101, 102, 103 i 104 służą za podstawki pod cztery stosy, 1 i 100 podpowiadają gdzie dokładać rosnąco, a gdzie malejąco. Resztą kart gramy. Piękne :)
Mając na ręce 6 kart (we dwójkę 7, a solo 8) dokładamy obowiązkowo 2 karty wedle wyboru na stosy (można więcej). I staramy się zgrać wszystkie karty. Banalne? Nie całkiem. Szybko trafia się wredny układ, gdy musimy dołożyć znacznie różniące się wartości i robi się niesympatycznie… Na szczęście jest opcja zwrotna, dodając kartę różniącą się dokładnie o 10, możemy zagrać wbrew żądanemu kierunkowi dokładania.

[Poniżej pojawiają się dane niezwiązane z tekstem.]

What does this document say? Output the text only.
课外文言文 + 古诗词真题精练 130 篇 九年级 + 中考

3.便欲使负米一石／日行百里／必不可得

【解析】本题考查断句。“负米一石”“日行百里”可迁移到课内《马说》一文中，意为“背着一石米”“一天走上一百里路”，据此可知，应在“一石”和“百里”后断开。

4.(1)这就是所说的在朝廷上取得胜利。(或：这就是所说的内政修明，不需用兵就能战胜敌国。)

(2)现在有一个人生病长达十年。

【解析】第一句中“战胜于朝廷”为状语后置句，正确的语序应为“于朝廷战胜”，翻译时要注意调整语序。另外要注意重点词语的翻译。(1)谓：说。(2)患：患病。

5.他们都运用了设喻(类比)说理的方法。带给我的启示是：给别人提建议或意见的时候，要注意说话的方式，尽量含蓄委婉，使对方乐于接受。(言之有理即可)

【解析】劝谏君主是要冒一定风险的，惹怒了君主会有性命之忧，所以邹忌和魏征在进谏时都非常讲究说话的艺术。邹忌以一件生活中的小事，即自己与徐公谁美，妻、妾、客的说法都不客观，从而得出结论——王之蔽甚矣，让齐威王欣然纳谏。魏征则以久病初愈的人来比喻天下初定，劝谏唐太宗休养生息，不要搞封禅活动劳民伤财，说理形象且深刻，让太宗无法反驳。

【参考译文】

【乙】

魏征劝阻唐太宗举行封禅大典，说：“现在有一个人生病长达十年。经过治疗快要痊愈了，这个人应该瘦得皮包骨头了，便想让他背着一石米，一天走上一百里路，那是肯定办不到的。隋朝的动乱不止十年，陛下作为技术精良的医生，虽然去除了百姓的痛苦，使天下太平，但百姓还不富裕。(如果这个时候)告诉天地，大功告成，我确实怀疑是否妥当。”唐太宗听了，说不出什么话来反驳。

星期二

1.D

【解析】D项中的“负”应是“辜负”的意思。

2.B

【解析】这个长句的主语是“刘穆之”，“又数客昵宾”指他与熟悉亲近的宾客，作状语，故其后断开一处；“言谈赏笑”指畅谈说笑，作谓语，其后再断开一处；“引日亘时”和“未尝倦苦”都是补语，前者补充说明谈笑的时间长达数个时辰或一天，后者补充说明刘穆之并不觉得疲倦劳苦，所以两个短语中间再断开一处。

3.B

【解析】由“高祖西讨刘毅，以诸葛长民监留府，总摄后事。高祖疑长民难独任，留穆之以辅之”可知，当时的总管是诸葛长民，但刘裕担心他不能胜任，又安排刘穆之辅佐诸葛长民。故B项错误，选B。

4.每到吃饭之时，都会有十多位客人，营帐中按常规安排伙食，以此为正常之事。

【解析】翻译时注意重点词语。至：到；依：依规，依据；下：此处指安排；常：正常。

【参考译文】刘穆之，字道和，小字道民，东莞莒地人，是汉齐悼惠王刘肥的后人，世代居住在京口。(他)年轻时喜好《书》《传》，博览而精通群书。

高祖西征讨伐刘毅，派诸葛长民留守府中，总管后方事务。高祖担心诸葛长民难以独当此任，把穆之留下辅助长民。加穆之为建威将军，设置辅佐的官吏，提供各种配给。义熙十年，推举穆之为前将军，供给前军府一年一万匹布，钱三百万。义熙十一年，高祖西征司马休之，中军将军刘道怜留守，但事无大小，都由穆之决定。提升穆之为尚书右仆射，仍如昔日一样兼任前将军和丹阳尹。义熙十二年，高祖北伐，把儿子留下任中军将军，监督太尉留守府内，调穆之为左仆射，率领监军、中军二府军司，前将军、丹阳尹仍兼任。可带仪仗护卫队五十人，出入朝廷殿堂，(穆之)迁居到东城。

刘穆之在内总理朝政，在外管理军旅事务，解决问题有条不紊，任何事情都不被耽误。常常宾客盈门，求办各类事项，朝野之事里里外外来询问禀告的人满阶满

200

Przypuśćmy, że na stosie malejącym leży 29. Na ręce mam 27, 21, 31, 41, i dwie inne. 27 i 21 zagrywam zgodnie z zasadami. A potem zwrotkę! 31 i od razu 41! I nagle na stosie zamiast 29 (blisko kresu) mamy 41 – nie jest najlepiej, ale jednak dużo przyjemniej!
W grze możemy się komunikować, bo to gra kooperacyjna. Autorzy zabraniają mówienia wartości kart, dozwalają opisowe komunikaty (blisko, mała różnica…) i od graczy zależy czy podejmą wyzwanie uczciwej walki. Pierwsza partia dwuosobowa to jakiś koszmar – przecież nie wiem jak w to grać. Ale druga już lepiej, zostało nam 10 kart. Nie jest źle, a gra… tzn. Gra! trafia na półkę obok Hanabi jako przykład takiej kooperacji, którą lubię i akceptuję.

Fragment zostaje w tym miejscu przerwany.